ADHD is often misunderstood as a condition that prevents focus. It doesn’t. It prevents consistency of focus. Give ADHD people a high-risk situation, an impossible deadline, some intense relational drama, a competitive or chaotic situation that requires laser-focus, and they are the ones for the job. (If you are thinking that ADHD people make good skydivers, litigation lawyers, emergency room doctors, and roller coaster riders, you are on the right track. If you are thinking that later, on the quiet ride home, they might forget to pick up the milk like you asked and then really delight in having a big argument about it when they walk in the door, you are also on the right track.)

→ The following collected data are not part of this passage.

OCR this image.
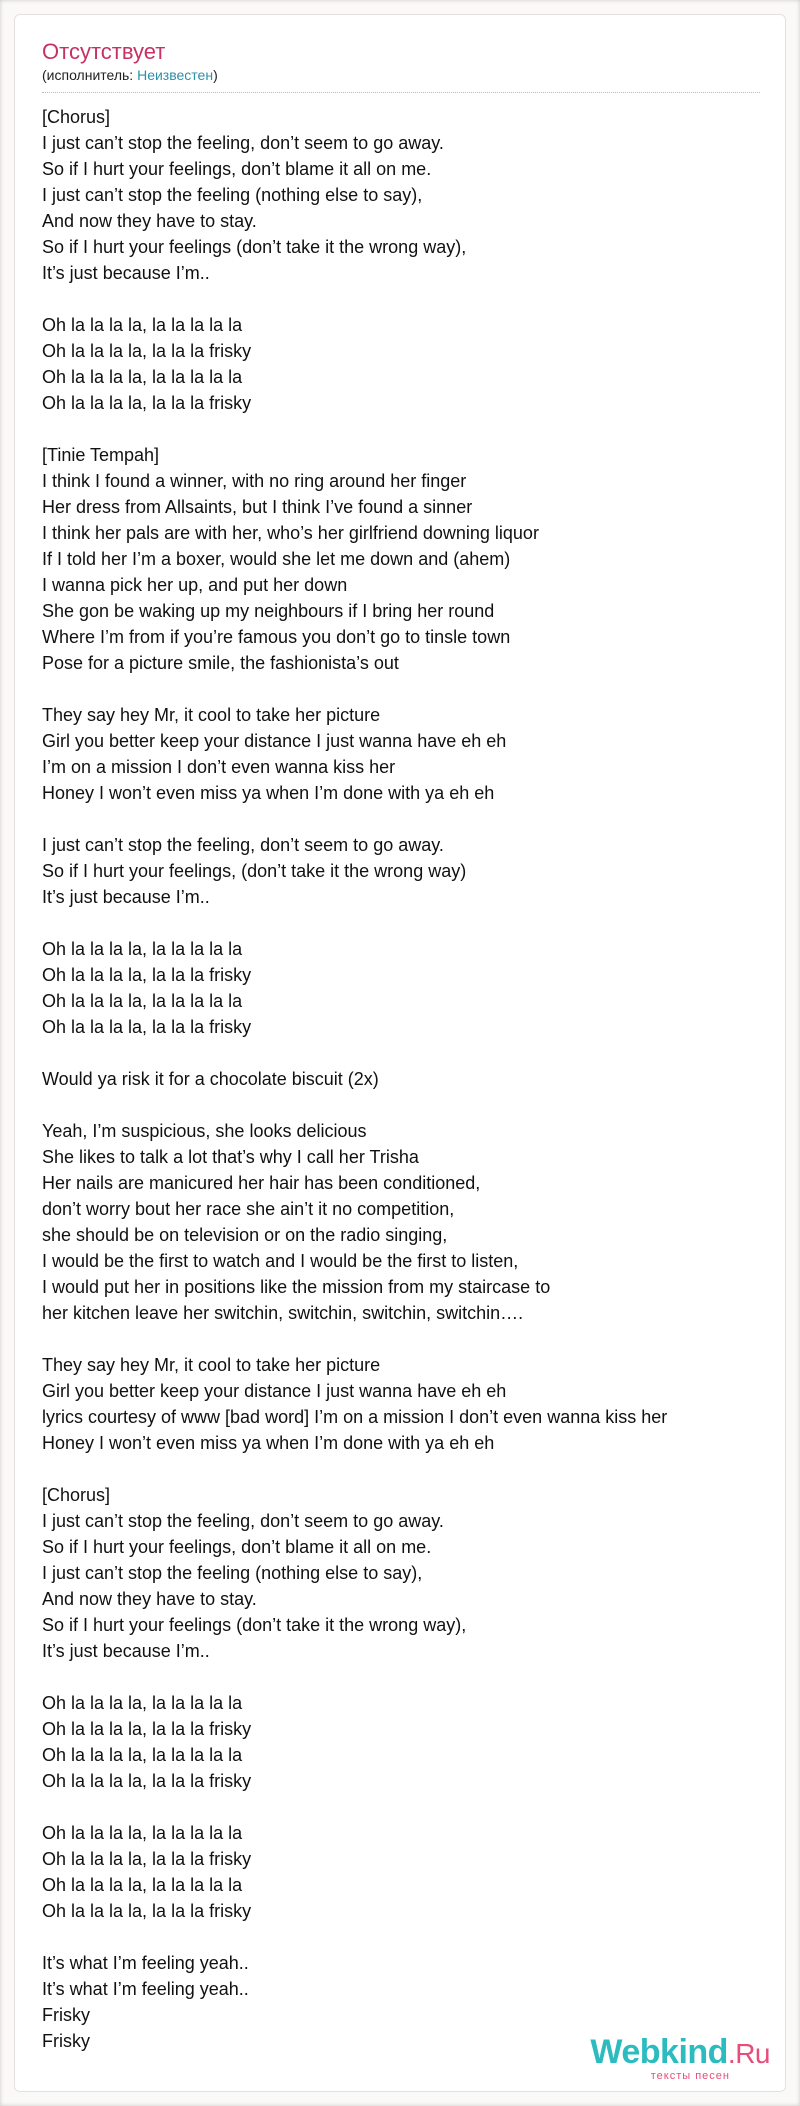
Отсутствует
(исполнитель: Неизвестен)
[Chorus]
I just can’t stop the feeling, don’t seem to go away.
So if I hurt your feelings, don’t blame it all on me.
I just can’t stop the feeling (nothing else to say),
And now they have to stay.
So if I hurt your feelings (don’t take it the wrong way),
It’s just because I’m..
Oh la la la la, la la la la la
Oh la la la la, la la la frisky
Oh la la la la, la la la la la
Oh la la la la, la la la frisky
[Tinie Tempah]
I think I found a winner, with no ring around her finger
Her dress from Allsaints, but I think I’ve found a sinner
I think her pals are with her, who’s her girlfriend downing liquor
If I told her I’m a boxer, would she let me down and (ahem)
I wanna pick her up, and put her down
She gon be waking up my neighbours if I bring her round
Where I’m from if you’re famous you don’t go to tinsle town
Pose for a picture smile, the fashionista’s out
They say hey Mr, it cool to take her picture
Girl you better keep your distance I just wanna have eh eh
I’m on a mission I don’t even wanna kiss her
Honey I won’t even miss ya when I’m done with ya eh eh
I just can’t stop the feeling, don’t seem to go away.
So if I hurt your feelings, (don’t take it the wrong way)
It’s just because I’m..
Oh la la la la, la la la la la
Oh la la la la, la la la frisky
Oh la la la la, la la la la la
Oh la la la la, la la la frisky
Would ya risk it for a chocolate biscuit (2x)
Yeah, I’m suspicious, she looks delicious
She likes to talk a lot that’s why I call her Trisha
Her nails are manicured her hair has been conditioned,
don’t worry bout her race she ain’t it no competition,
she should be on television or on the radio singing,
I would be the first to watch and I would be the first to listen,
I would put her in positions like the mission from my staircase to
her kitchen leave her switchin, switchin, switchin, switchin….
They say hey Mr, it cool to take her picture
Girl you better keep your distance I just wanna have eh eh
lyrics courtesy of www [bad word] I’m on a mission I don’t even wanna kiss her
Honey I won’t even miss ya when I’m done with ya eh eh
[Chorus]
I just can’t stop the feeling, don’t seem to go away.
So if I hurt your feelings, don’t blame it all on me.
I just can’t stop the feeling (nothing else to say),
And now they have to stay.
So if I hurt your feelings (don’t take it the wrong way),
It’s just because I’m..
Oh la la la la, la la la la la
Oh la la la la, la la la frisky
Oh la la la la, la la la la la
Oh la la la la, la la la frisky
Oh la la la la, la la la la la
Oh la la la la, la la la frisky
Oh la la la la, la la la la la
Oh la la la la, la la la frisky
It’s what I’m feeling yeah..
It’s what I’m feeling yeah..
Frisky
Frisky	Webkind.Ru
тексты песен
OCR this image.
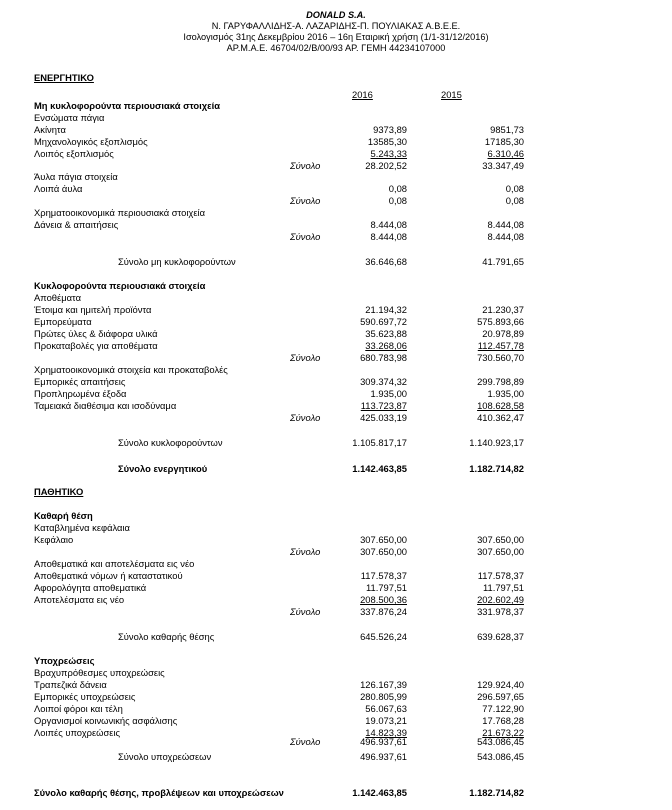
DONALD S.A.
Ν. ΓΑΡΥΦΑΛΛΙΔΗΣ-Α. ΛΑΖΑΡΙΔΗΣ-Π. ΠΟΥΛΙΑΚΑΣ Α.Β.Ε.Ε.
Ισολογισμός 31ης Δεκεμβρίου 2016 – 16η Εταιρική χρήση (1/1-31/12/2016)
ΑΡ.Μ.Α.Ε. 46704/02/Β/00/93 ΑΡ. ΓΕΜΗ 44234107000
ΕΝΕΡΓΗΤΙΚΟ
2016	2015
Μη κυκλοφορούντα περιουσιακά στοιχεία
Ενσώματα πάγια
Ακίνητα	9373,89	9851,73
Μηχανολογικός εξοπλισμός	13585,30	17185,30
Λοιπός εξοπλισμός	5.243,33	6.310,46
Σύνολο	28.202,52	33.347,49
Άυλα πάγια στοιχεία
Λοιπά άυλα	0,08	0,08
Σύνολο	0,08	0,08
Χρηματοοικονομικά περιουσιακά στοιχεία
Δάνεια & απαιτήσεις	8.444,08	8.444,08
Σύνολο	8.444,08	8.444,08
Σύνολο μη κυκλοφορούντων	36.646,68	41.791,65
Κυκλοφορούντα περιουσιακά στοιχεία
Αποθέματα
Έτοιμα και ημιτελή προϊόντα	21.194,32	21.230,37
Εμπορεύματα	590.697,72	575.893,66
Πρώτες ύλες & διάφορα υλικά	35.623,88	20.978,89
Προκαταβολές για αποθέματα	33.268,06	112.457,78
Σύνολο	680.783,98	730.560,70
Χρηματοοικονομικά στοιχεία και προκαταβολές
Εμπορικές απαιτήσεις	309.374,32	299.798,89
Προπληρωμένα έξοδα	1.935,00	1.935,00
Ταμειακά διαθέσιμα και ισοδύναμα	113.723,87	108.628,58
Σύνολο	425.033,19	410.362,47
Σύνολο κυκλοφορούντων	1.105.817,17	1.140.923,17
Σύνολο ενεργητικού	1.142.463,85	1.182.714,82
ΠΑΘΗΤΙΚΟ
Καθαρή θέση
Καταβλημένα κεφάλαια
Κεφάλαιο	307.650,00	307.650,00
Σύνολο	307.650,00	307.650,00
Αποθεματικά και αποτελέσματα εις νέο
Αποθεματικά νόμων ή καταστατικού	117.578,37	117.578,37
Αφορολόγητα αποθεματικά	11.797,51	11.797,51
Αποτελέσματα εις νέο	208.500,36	202.602,49
Σύνολο	337.876,24	331.978,37
Σύνολο καθαρής θέσης	645.526,24	639.628,37
Υποχρεώσεις
Βραχυπρόθεσμες υποχρεώσεις
Τραπεζικά δάνεια	126.167,39	129.924,40
Εμπορικές υποχρεώσεις	280.805,99	296.597,65
Λοιποί φόροι και τέλη	56.067,63	77.122,90
Οργανισμοί κοινωνικής ασφάλισης	19.073,21	17.768,28
Λοιπές υποχρεώσεις	14.823,39	21.673,22
Σύνολο	496.937,61	543.086,45
Σύνολο υποχρεώσεων	496.937,61	543.086,45
Σύνολο καθαρής θέσης, προβλέψεων και υποχρεώσεων	1.142.463,85	1.182.714,82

Give the people who live with ADHD an inflexible system that doesn’t take their gift of motion into account (or punishes them for forgetfulness and lack of organization), and you may plunge them into depression, anxiety, addictions, anger and hair-trigger responses. We are often unknowingly guilty of exacerbating these issues for individuals, in our roles as educators, parents, and managers.
To describe ADHD at the brain level is to require more space than an article of this scope allows. To put it in the simplest way possible, ADHD involves multiple areas of the brain and multiple neurotransmitters. Thus, “attention failure” can happen at so many junctures it’s difficult to pinpoint. Stimulants like coffee, chocolate, prescribed or illegal drugs, relational drama, and motion provide relief and focus.
The bottom line? Dr. John Ratey, author of Spark and Driven to Distraction, recommends that anyone prone to ADHD take control of their lives. Some may get along simply by exercising regularly and vigorously (movement and attention share overlapping neural pathways, which is one reason exercise helps; movement also immediately increases critical neurotransmitters and raises their baseline levels long-term). Other people may need a combination of exercise and a stimulant taken about an hour to 90 minutes after the exercise. Almost all ADHD sufferers can benefit from a rigid, predictable structure in how they organize their day and their activities. Ratey even recommends engaging an ADHD coach. And remember, people with ADHD are capable of incredibly high-energy, high-risk jobs. The world would do well to honor them for this.
Thinking back on my teaching days, I wish I could have a do-over with Ray, providing him with more structure that he helped create. And forget about a quiet discussion. Maybe we’d get up and move the characters around the room. Who knows? As we dramatically explored a story about a hunted man, it could have been more interesting even for me.